05.02.2021 · IWW-Abrufnummer 220353
Hessisches Finanzgericht: Urteil vom 25.11.2020 – 12 K 2283/17
Hessisches Finanzgericht
12. Der Senat
25.11.2020
Tenor
Der Haftungsbescheid über Lohnsteuer, Solidaritätszuschlag und Kirchensteuer vom 07.06.2016 in Gestalt der Einspruchsentscheidung vom 10.11.2017 wird aufgehoben.
Der Beklagte hat die Kosten des Verfahrens zu tragen.
Das Urteil ist hinsichtlich der erstattungsfähigen Kosten vorläufig vollstreckbar. Der Beklagte darf die Vollstreckung durch Sicherheitsleistung in Höhe der erstattungsfähigen Kosten abwenden, wenn nicht die Klägerin vor der Vollstreckung Sicherheit in dieser Höhe leistet.
Tatbestand
Die Beteiligten streiten über die Rechtmäßigkeit eines Haftungsbescheids über Lohnsteuer, Solidaritätszuschlag und Kirchensteuer. Dem Rechtstreit liegt im Wesentlichen folgender Sachverhalt zu Grunde:
Bei der Klägerin entstand durch erhöhte Mitarbeiterzahl auf den von der Klägerin unterhaltenen Parkplätzen - die bis dato kostenlos genutzt werden konnten (Ausnahme: A-Parkhaus in B Mitte) - eine extreme Parkplatznot, so dass die Klägerin im Jahr 2011 ein Parkraumbewirtschaftungskonzept ausarbeitete.

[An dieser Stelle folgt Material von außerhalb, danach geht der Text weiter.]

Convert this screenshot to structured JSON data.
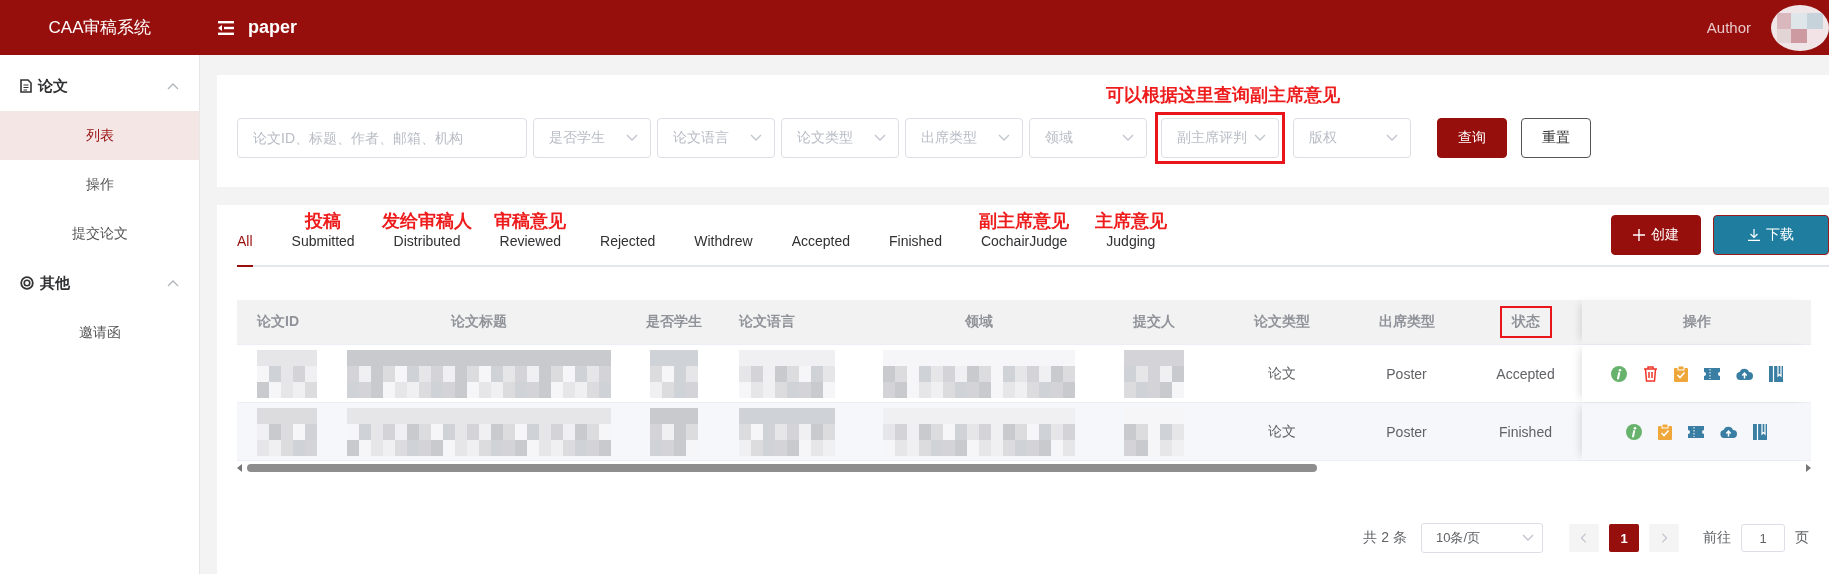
{
  "header": {
    "logo": "CAA审稿系统",
    "page_title": "paper",
    "user": "Author"
  },
  "sidebar": {
    "groups": [
      {
        "title": "论文",
        "expanded": true,
        "items": [
          {
            "label": "列表",
            "selected": true
          },
          {
            "label": "操作",
            "selected": false
          },
          {
            "label": "提交论文",
            "selected": false
          }
        ]
      },
      {
        "title": "其他",
        "expanded": true,
        "items": [
          {
            "label": "邀请函",
            "selected": false
          }
        ]
      }
    ]
  },
  "filters": {
    "note": "可以根据这里查询副主席意见",
    "search": {
      "placeholder": "论文ID、标题、作者、邮箱、机构"
    },
    "selects": [
      {
        "placeholder": "是否学生",
        "highlighted": false
      },
      {
        "placeholder": "论文语言",
        "highlighted": false
      },
      {
        "placeholder": "论文类型",
        "highlighted": false
      },
      {
        "placeholder": "出席类型",
        "highlighted": false
      },
      {
        "placeholder": "领域",
        "highlighted": false
      },
      {
        "placeholder": "副主席评判",
        "highlighted": true
      },
      {
        "placeholder": "版权",
        "highlighted": false
      }
    ],
    "buttons": [
      {
        "label": "查询",
        "kind": "primary"
      },
      {
        "label": "重置",
        "kind": "plain"
      }
    ]
  },
  "tabs": [
    {
      "label": "All",
      "selected": true
    },
    {
      "label": "Submitted",
      "selected": false,
      "note": "投稿"
    },
    {
      "label": "Distributed",
      "selected": false,
      "note": "发给审稿人"
    },
    {
      "label": "Reviewed",
      "selected": false,
      "note": "审稿意见"
    },
    {
      "label": "Rejected",
      "selected": false
    },
    {
      "label": "Withdrew",
      "selected": false
    },
    {
      "label": "Accepted",
      "selected": false
    },
    {
      "label": "Finished",
      "selected": false
    },
    {
      "label": "CochairJudge",
      "selected": false,
      "note": "副主席意见"
    },
    {
      "label": "Judging",
      "selected": false,
      "note": "主席意见"
    }
  ],
  "actions": [
    {
      "label": "创建",
      "kind": "create"
    },
    {
      "label": "下载",
      "kind": "download"
    }
  ],
  "table": {
    "columns": [
      {
        "label": "论文ID",
        "highlighted": false
      },
      {
        "label": "论文标题",
        "highlighted": false
      },
      {
        "label": "是否学生",
        "highlighted": false
      },
      {
        "label": "论文语言",
        "highlighted": false
      },
      {
        "label": "领域",
        "highlighted": false
      },
      {
        "label": "提交人",
        "highlighted": false
      },
      {
        "label": "论文类型",
        "highlighted": false
      },
      {
        "label": "出席类型",
        "highlighted": false
      },
      {
        "label": "状态",
        "highlighted": true
      },
      {
        "label": "操作",
        "highlighted": false
      }
    ],
    "rows": [
      {
        "cells": [
          {
            "kind": "redacted"
          },
          {
            "kind": "redacted"
          },
          {
            "kind": "redacted"
          },
          {
            "kind": "redacted"
          },
          {
            "kind": "redacted"
          },
          {
            "kind": "redacted"
          },
          {
            "kind": "text",
            "text": "论文"
          },
          {
            "kind": "text",
            "text": "Poster"
          },
          {
            "kind": "text",
            "text": "Accepted"
          }
        ],
        "operations": [
          {
            "kind": "info"
          },
          {
            "kind": "delete"
          },
          {
            "kind": "clipboard"
          },
          {
            "kind": "ticket"
          },
          {
            "kind": "upload"
          },
          {
            "kind": "book"
          }
        ]
      },
      {
        "cells": [
          {
            "kind": "redacted"
          },
          {
            "kind": "redacted"
          },
          {
            "kind": "redacted"
          },
          {
            "kind": "redacted"
          },
          {
            "kind": "redacted"
          },
          {
            "kind": "redacted"
          },
          {
            "kind": "text",
            "text": "论文"
          },
          {
            "kind": "text",
            "text": "Poster"
          },
          {
            "kind": "text",
            "text": "Finished"
          }
        ],
        "operations": [
          {
            "kind": "info"
          },
          {
            "kind": "clipboard"
          },
          {
            "kind": "ticket"
          },
          {
            "kind": "upload"
          },
          {
            "kind": "book"
          }
        ]
      }
    ]
  },
  "pagination": {
    "total": "共 2 条",
    "page_size": "10条/页",
    "pages": [
      {
        "label": "1",
        "selected": true
      }
    ],
    "goto_label": "前往",
    "goto_value": "1",
    "goto_suffix": "页"
  }
}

Hierbei kam man auf Seiten der Klägerin zum Ergebnis, dass ein Gesamtkonzept für Mobilität erforderlich sei. Dieses mündete hinsichtlich der Beschäftigten der Klägerin in einer Mobilitätskarte. Diese umfasst zwei Bestandteile: Zum einen kostenloses Parken auf den Parkplätzen, zum anderen ein ÖPNV-Ticket (Jobticket). Damit sollte erreicht werden, mehr Mitarbeiter für die Nutzung des ÖPNV zu gewinnen und so die Parkplatzsituation zu entspannen.
Vor diesem Hintergrund nahm die Klägerin mit dem örtlichen ÖPNV (XYZ) Kontakt auf, um die Konditionen für ein Jobticket zu eruieren.

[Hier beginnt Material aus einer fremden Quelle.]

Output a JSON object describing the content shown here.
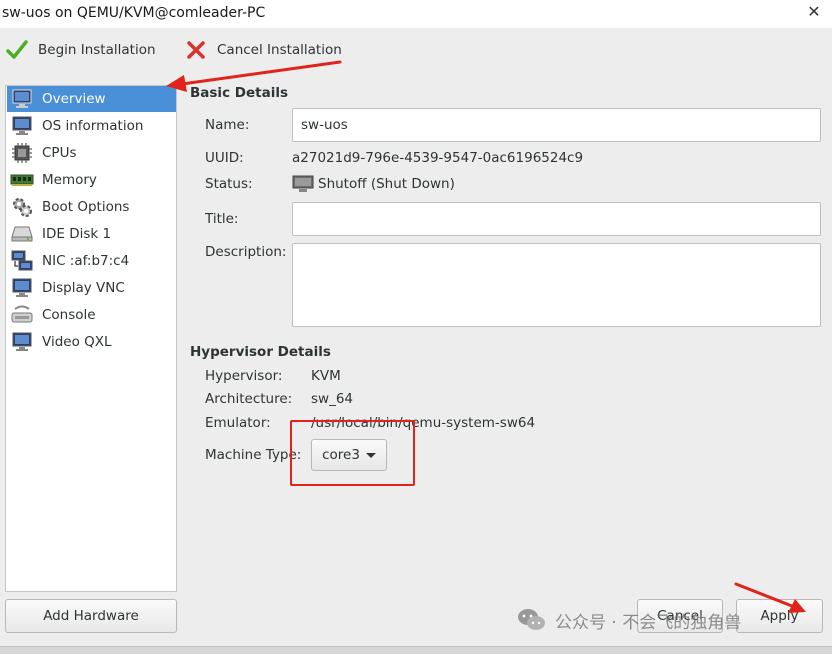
{
  "window": {
    "title": "sw-uos on QEMU/KVM@comleader-PC",
    "close_glyph": "✕"
  },
  "toolbar": {
    "begin_label": "Begin Installation",
    "cancel_label": "Cancel Installation"
  },
  "sidebar": {
    "items": [
      {
        "label": "Overview",
        "icon": "monitor-icon",
        "selected": true
      },
      {
        "label": "OS information",
        "icon": "monitor-icon"
      },
      {
        "label": "CPUs",
        "icon": "cpu-icon"
      },
      {
        "label": "Memory",
        "icon": "memory-icon"
      },
      {
        "label": "Boot Options",
        "icon": "gears-icon"
      },
      {
        "label": "IDE Disk 1",
        "icon": "disk-icon"
      },
      {
        "label": "NIC :af:b7:c4",
        "icon": "network-icon"
      },
      {
        "label": "Display VNC",
        "icon": "monitor-icon"
      },
      {
        "label": "Console",
        "icon": "console-icon"
      },
      {
        "label": "Video QXL",
        "icon": "monitor-icon"
      }
    ],
    "add_hardware_label": "Add Hardware"
  },
  "basic": {
    "section_title": "Basic Details",
    "name_label": "Name:",
    "name_value": "sw-uos",
    "uuid_label": "UUID:",
    "uuid_value": "a27021d9-796e-4539-9547-0ac6196524c9",
    "status_label": "Status:",
    "status_value": "Shutoff (Shut Down)",
    "title_label": "Title:",
    "title_value": "",
    "description_label": "Description:",
    "description_value": ""
  },
  "hypervisor": {
    "section_title": "Hypervisor Details",
    "hypervisor_label": "Hypervisor:",
    "hypervisor_value": "KVM",
    "architecture_label": "Architecture:",
    "architecture_value": "sw_64",
    "emulator_label": "Emulator:",
    "emulator_value": "/usr/local/bin/qemu-system-sw64",
    "machine_type_label": "Machine Type:",
    "machine_type_value": "core3"
  },
  "buttons": {
    "cancel_label": "Cancel",
    "apply_label": "Apply"
  },
  "watermark": {
    "text": "公众号 · 不会飞的独角兽"
  },
  "colors": {
    "selection": "#4a90d9",
    "annotation_red": "#e0241b",
    "check_green": "#4caf26"
  }
}
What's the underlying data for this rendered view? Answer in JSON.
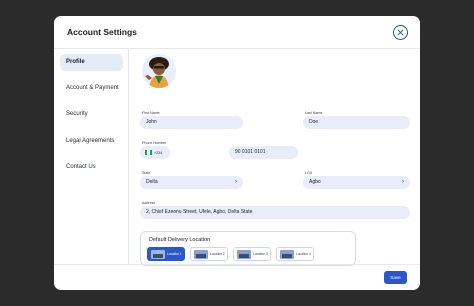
{
  "header": {
    "title": "Account Settings",
    "close_icon": "close-icon"
  },
  "sidebar": {
    "items": [
      {
        "label": "Profile",
        "active": true
      },
      {
        "label": "Account & Payment",
        "active": false
      },
      {
        "label": "Security",
        "active": false
      },
      {
        "label": "Legal Agreements",
        "active": false
      },
      {
        "label": "Contact Us",
        "active": false
      }
    ]
  },
  "profile": {
    "first_name": {
      "label": "First Name",
      "value": "John"
    },
    "last_name": {
      "label": "Last Name",
      "value": "Doe"
    },
    "phone": {
      "label": "Phone Number",
      "country_code": "+234",
      "value": "90 0101 0101"
    },
    "state": {
      "label": "State",
      "value": "Delta"
    },
    "lga": {
      "label": "LGA",
      "value": "Agbo"
    },
    "address": {
      "label": "Address",
      "value": "2, Chief Ezeonu Street, Ufele, Agbo, Delta State"
    }
  },
  "delivery": {
    "title": "Default Delivery Location",
    "locations": [
      {
        "label": "Location 1",
        "selected": true
      },
      {
        "label": "Location 2",
        "selected": false
      },
      {
        "label": "Location 3",
        "selected": false
      },
      {
        "label": "Location 4",
        "selected": false
      }
    ]
  },
  "footer": {
    "save_label": "Save"
  },
  "colors": {
    "accent": "#2a58c7",
    "field_bg": "#e8edf9",
    "backdrop": "#2b2b2b",
    "flag_green": "#1a9f4c"
  }
}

Der XYZ bietet größeren Unternehmen an, deren Beschäftigten in Eigenregie ein XYZ-Ticket mit einer maximalen Reichweite vom Wohnort zum Arbeitsort des Beschäftigten auszugeben, wenn das Unternehmen im Gegenzug die bisherigen Einnahmen des XYZ, die durch die Beschäftigten entstanden waren, zukünftig monatlich zahlt. Die bisherigen Einnahmen, die der XYZ durch die Beschäftigten der Klägerin erzielt hatte, wurden im Rahmen einer Mobilitätsbefragung aller Beschäftigten ermittelt. Aufgrund dieser Daten unterbreitete der XYZ der Klägerin das Angebot, ein Jobticket gegen die Zahlung von 12,31 €/Beschäftigten/Monat ausgeben zu dürfen. Die Konditionen, zu denen das Jobticket an die Beschäftigten ausgegeben wird, kann das Unternehmen dabei frei wählen (z.B. unentgeltliche Abgabe an alle Beschäftigten, Verkauf zu einem frei wählbaren Einheitspreis, entfernungsabhängige Preisstaffelung).

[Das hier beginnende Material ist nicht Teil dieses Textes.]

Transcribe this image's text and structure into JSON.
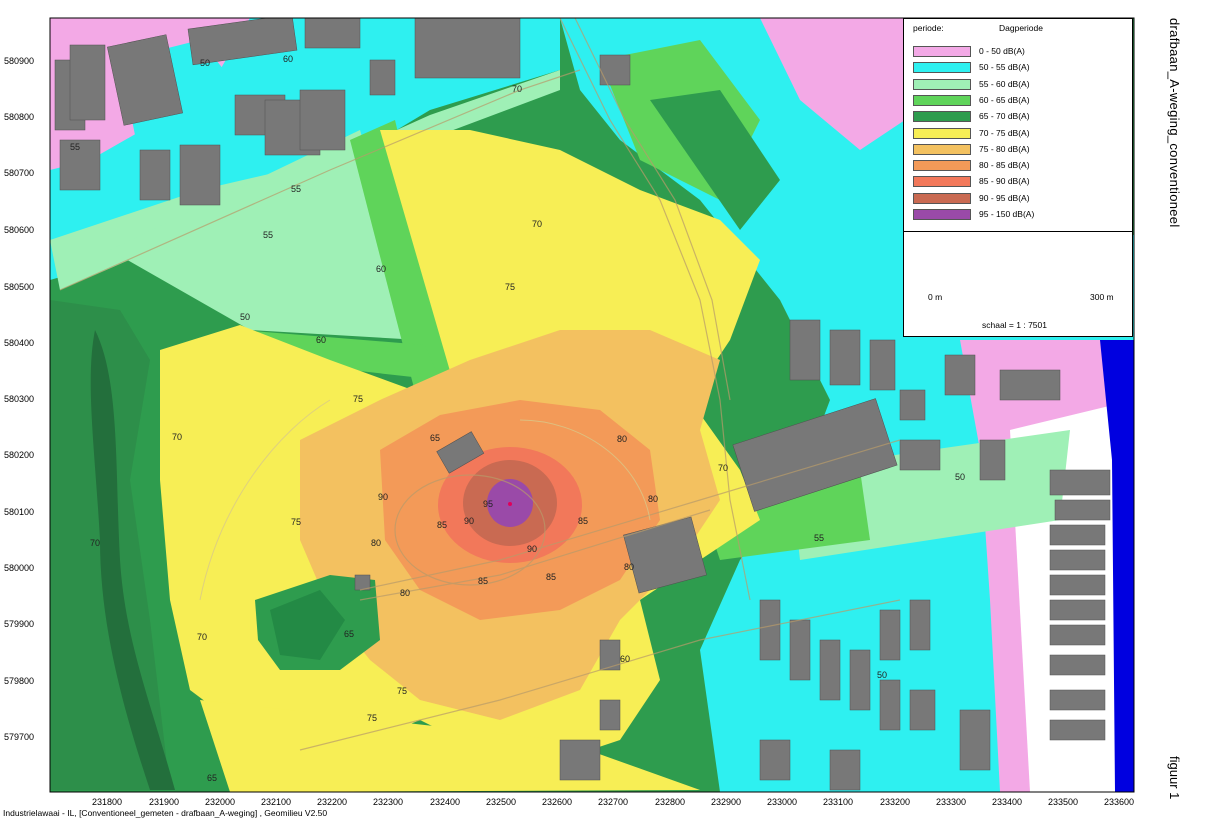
{
  "side_title": "drafbaan_A-weging_conventioneel",
  "figure_label": "figuur 1",
  "footer": "Industrielawaai - IL, [Conventioneel_gemeten - drafbaan_A-weging] , Geomilieu V2.50",
  "legend": {
    "period_label": "periode:",
    "period_value": "Dagperiode",
    "classes": [
      {
        "label": "0 - 50 dB(A)",
        "color": "#f3a9e6"
      },
      {
        "label": "50 - 55 dB(A)",
        "color": "#2ef0f0"
      },
      {
        "label": "55 - 60 dB(A)",
        "color": "#9ff0b6"
      },
      {
        "label": "60 - 65 dB(A)",
        "color": "#5fd45a"
      },
      {
        "label": "65 - 70 dB(A)",
        "color": "#2e9c4e"
      },
      {
        "label": "70 - 75 dB(A)",
        "color": "#f7ee55"
      },
      {
        "label": "75 - 80 dB(A)",
        "color": "#f3c160"
      },
      {
        "label": "80 - 85 dB(A)",
        "color": "#f39a58"
      },
      {
        "label": "85 - 90 dB(A)",
        "color": "#f2785a"
      },
      {
        "label": "90 - 95 dB(A)",
        "color": "#c96a52"
      },
      {
        "label": "95 - 150 dB(A)",
        "color": "#9a4aa8"
      }
    ]
  },
  "scale": {
    "start": "0 m",
    "end": "300 m",
    "ratio": "schaal = 1 : 7501"
  },
  "y_labels": [
    "580900",
    "580800",
    "580700",
    "580600",
    "580500",
    "580400",
    "580300",
    "580200",
    "580100",
    "580000",
    "579900",
    "579800",
    "579700"
  ],
  "x_labels": [
    "231800",
    "231900",
    "232000",
    "232100",
    "232200",
    "232300",
    "232400",
    "232500",
    "232600",
    "232700",
    "232800",
    "232900",
    "233000",
    "233100",
    "233200",
    "233300",
    "233400",
    "233500",
    "233600"
  ],
  "contour_labels": [
    "50",
    "55",
    "60",
    "65",
    "70",
    "75",
    "80",
    "85",
    "90",
    "95"
  ]
}
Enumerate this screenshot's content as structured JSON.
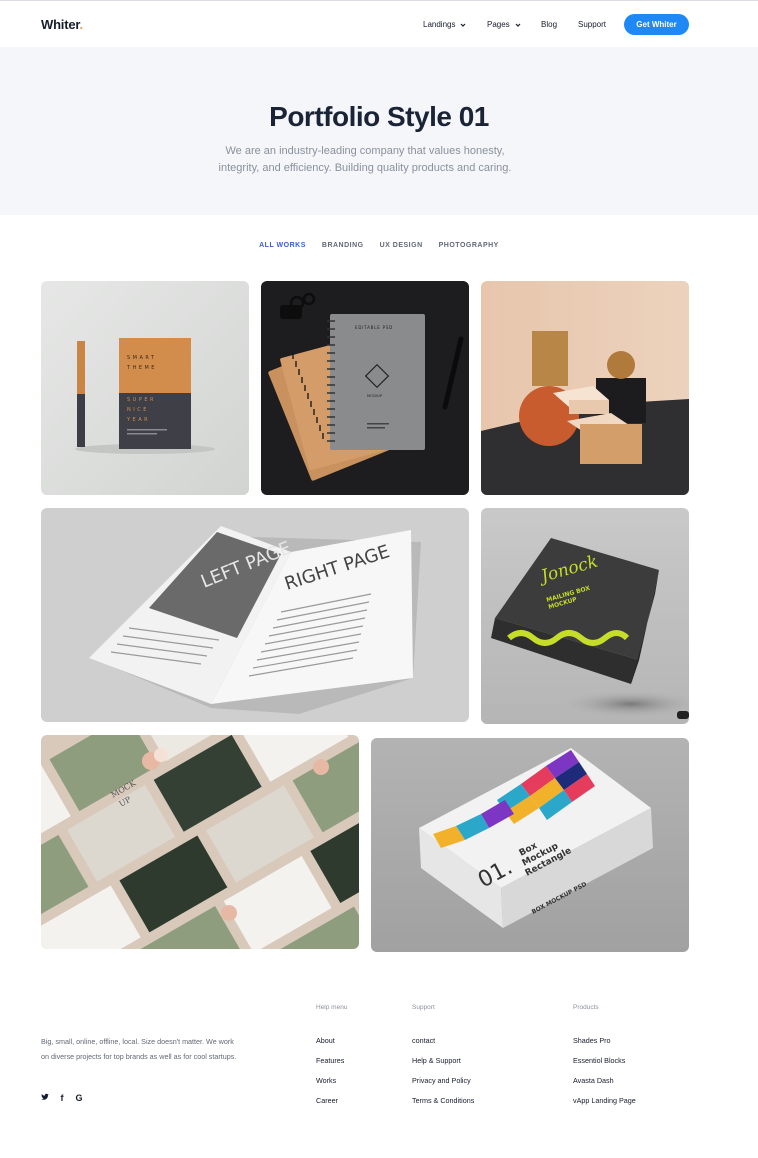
{
  "header": {
    "logo": "Whiter",
    "logo_dot": ".",
    "nav": [
      {
        "label": "Landings",
        "has_dropdown": true
      },
      {
        "label": "Pages",
        "has_dropdown": true
      },
      {
        "label": "Blog",
        "has_dropdown": false
      },
      {
        "label": "Support",
        "has_dropdown": false
      }
    ],
    "cta_label": "Get Whiter"
  },
  "hero": {
    "title": "Portfolio Style 01",
    "description": "We are an industry-leading company that values honesty, integrity, and efficiency. Building quality products and caring."
  },
  "filters": [
    {
      "label": "ALL WORKS",
      "active": true
    },
    {
      "label": "BRANDING",
      "active": false
    },
    {
      "label": "UX DESIGN",
      "active": false
    },
    {
      "label": "PHOTOGRAPHY",
      "active": false
    }
  ],
  "gallery": {
    "items": [
      {
        "subject": "book-mockup",
        "print_text": [
          "SMART",
          "THEME",
          "SUPER",
          "NICE",
          "YEAR"
        ]
      },
      {
        "subject": "notebook-mockup",
        "print_text": [
          "EDITABLE PSD",
          "MOCKUP"
        ]
      },
      {
        "subject": "geometric-shapes"
      },
      {
        "subject": "open-book-mockup",
        "print_text": [
          "LEFT PAGE",
          "RIGHT PAGE"
        ]
      },
      {
        "subject": "mailing-box-mockup",
        "print_text": [
          "Jonock",
          "MAILING BOX",
          "MOCKUP"
        ]
      },
      {
        "subject": "postcard-mockup",
        "print_text": [
          "MOCK",
          "UP"
        ]
      },
      {
        "subject": "box-mockup",
        "print_text": [
          "01.",
          "Box",
          "Mockup",
          "Rectangle",
          "BOX MOCKUP PSD"
        ]
      }
    ]
  },
  "footer": {
    "description": "Big, small, online, offline, local. Size doesn't matter. We work on diverse projects for top brands as well as for cool startups.",
    "social": [
      "twitter",
      "facebook",
      "google"
    ],
    "social_glyphs": [
      "✉",
      "f",
      "G"
    ],
    "columns": [
      {
        "heading": "Help menu",
        "links": [
          "About",
          "Features",
          "Works",
          "Career"
        ]
      },
      {
        "heading": "Support",
        "links": [
          "contact",
          "Help & Support",
          "Privacy and Policy",
          "Terms & Conditions"
        ]
      },
      {
        "heading": "Products",
        "links": [
          "Shades Pro",
          "Essentiol Blocks",
          "Avasta Dash",
          "vApp Landing Page"
        ]
      }
    ]
  },
  "colors": {
    "accent": "#1e88f5",
    "filter_active": "#3b5bdb",
    "hero_bg": "#f4f6f9",
    "text_dark": "#161c2d",
    "text_muted": "#8a909e"
  }
}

Die Klägerin nahm dieses Angebot im „Vertrag über die Anerkennung von besonderen Zeitkarten“ vom 04.04.2013 (Bl. 1 ff. der Verwaltungsakte) an und bot das Jobticket ihren Beschäftigten ab 2013 im Rahmen ihrer Mobilitätskarte an. Die Preise für die Mobilitätskarte setzen sich aus dem Preis für das Jobticket und einem Anteil für das Parken zusammen und staffeln sich je nach XYZ-Preisstufe des beantragten Jobtickets. Dabei wird auch bei der niedrigsten Preisstufe der Preis des Jobtickets, den die Klägerin an den XYZ entrichtet, in vollem Umfang an die Beschäftigten weitergegeben. Für höhere Preisstufen zahlen Beschäftigte für das Jobticket deutlich mehr.
In organisatorischer Hinsicht erfolgt die Abwicklung über ein Programm, das der XYZ der Klägerin zur Verfügung stellt. Dabei werden die Monatskarten auf vom XYZ überlassenen Papier-Rohlingen ausgedruckt und an den Ausgabestellen der Klägerin an die Beschäftigten verteilt, wobei die Ausgabe maximal für ein Jahr im Voraus erfolgt. Ein für den XYZ tätiges Verkehrsunternehmen, die C, stellt der Klägerin monatlich eine Rechnung, die die jeweilige Zahl der Beschäftigten berücksichtigt. Das von den Beschäftigten für das Jobticket (bzw. die Mobilitätskarte) zu zahlende Entgelt wird monatlich über die Lohnabrechnung eingezogen und auf einer extra für diesen Zweck eingerichteten Kostenstelle von der Klägerin vereinnahmt, aus der wiederum die oben genannten Monatsrechnungen beglichen werden.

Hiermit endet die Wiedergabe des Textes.